Regardless, Dickinson questions the Sierra Club endorsement given his support for the Green New Deal and other environmental policies that align with the Sierra Club, and Doyle’s opposition to the Green New Deal. Dickinson also supports a ban on fracking, while Doyle hasn't signified support for a ban.

“Mike Doyle supports fracking, opposes the Green New Deal, and takes hundreds of thousands of dollars from the fossil fuel and energy industries,” says Dickinson campaign manager Albert Suh. “The Sierra Club, like Jerry, opposes fracking, supports the Green New Deal, and has denounced the corrupting influence of fossil fuel money on politicians. The Allegheny Group Sierra Club’s decision to endorse a candidate who embodies everything they stand against is inexplicable.”

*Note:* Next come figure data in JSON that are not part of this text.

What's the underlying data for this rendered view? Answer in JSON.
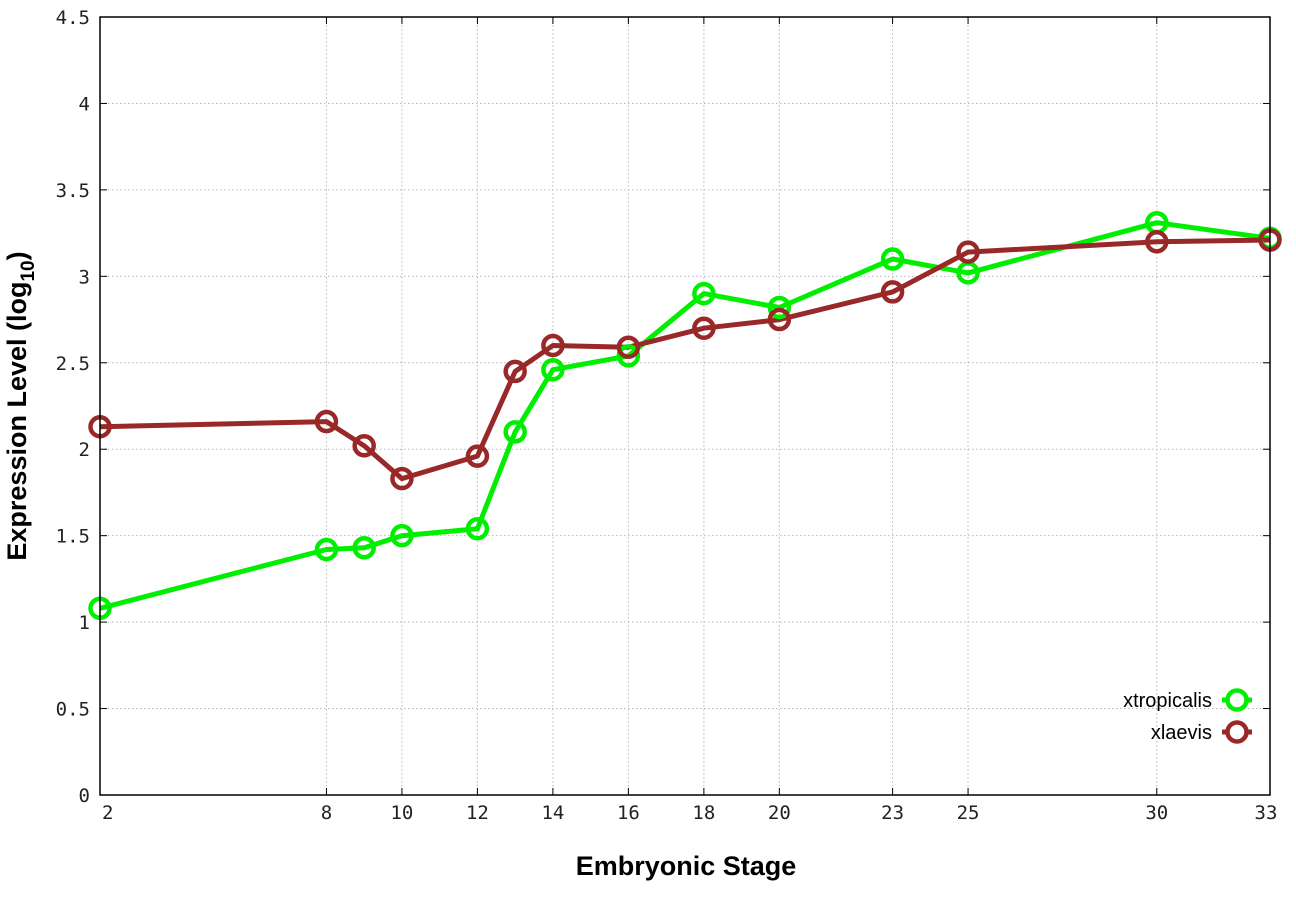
{
  "chart_data": {
    "type": "line",
    "xlabel": "Embryonic Stage",
    "ylabel": "Expression Level (log",
    "ylabel_sub": "10",
    "ylabel_close": ")",
    "ylim": [
      0,
      4.5
    ],
    "xlim": [
      2,
      33
    ],
    "grid": true,
    "legend_position": "bottom-right",
    "x_ticks": [
      "2",
      "8",
      "10",
      "12",
      "14",
      "16",
      "18",
      "20",
      "23",
      "25",
      "30",
      "33"
    ],
    "y_ticks": [
      "0",
      "0.5",
      "1",
      "1.5",
      "2",
      "2.5",
      "3",
      "3.5",
      "4",
      "4.5"
    ],
    "series": [
      {
        "name": "xtropicalis",
        "color": "#00ee00",
        "x": [
          2,
          8,
          9,
          10,
          12,
          13,
          14,
          16,
          18,
          20,
          23,
          25,
          30,
          33
        ],
        "y": [
          1.08,
          1.42,
          1.43,
          1.5,
          1.54,
          2.1,
          2.46,
          2.54,
          2.9,
          2.82,
          3.1,
          3.02,
          3.31,
          3.22
        ]
      },
      {
        "name": "xlaevis",
        "color": "#992828",
        "x": [
          2,
          8,
          9,
          10,
          12,
          13,
          14,
          16,
          18,
          20,
          23,
          25,
          30,
          33
        ],
        "y": [
          2.13,
          2.16,
          2.02,
          1.83,
          1.96,
          2.45,
          2.6,
          2.59,
          2.7,
          2.75,
          2.91,
          3.14,
          3.2,
          3.21
        ]
      }
    ]
  }
}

Since 2010, Doyle’s campaigns have accepted $127,000 from the oil and gas industry, according to Open Secrets. However, in this 2020 cycle, Doyle has only accepted $7,000 from the oil and gas industry so far. When asked about his support for the fracking industry in December 2019, Doyle signified a belief the industry can operate cleanly if regulated.

In 2018, a fracking well in Ohio, just 60 miles from Pittsburgh, exploded and leaked 57,000 metric tons of methane into the atmosphere over 20 days. That single leak eclipsed the annual amount of methane that is emitted by the oil and gas industries of France, Norway, and the Netherlands combined.

Doyle also supports the transitioning away from fracking through his support of the CLEAN Futures Act. And while the CLEAN Futures Act and the Green New Deal are similar, the Green New Deal is more ambitious in that its goal is to transition to 100% renewable energy by 2030, while the CLEAN Future Act’s goal is by 2050. Another main difference between the Green New Deal and CLEAN Futures Act is the Green New Deal supports direct federal spending to create green infrastructure, while the CLEAN Futures Act supports a subsidy program to incentivize private businesses to decarbonize industrial facilities.

Sierra’s Club national website advocates for the Green New Deal, including a petition started last year encouraging members to contact their Senators and telling them to support the Green New Deal.

Grover acknowledges Doyle’s concerns about the Green New Deal, but noted his support for the CLEAN Futures Act was something the Allegheny Group could get behind.

As part of the endorsement, the Sierra Club will lend its volunteer strength to Doyle’s campaign.

“We look forward to a victory for Rep. Doyle on election night and to his continuing to fight for the environment as a U.S. Representative,” said Allegheny Group Conservation Chair Ellen Wright in a press release.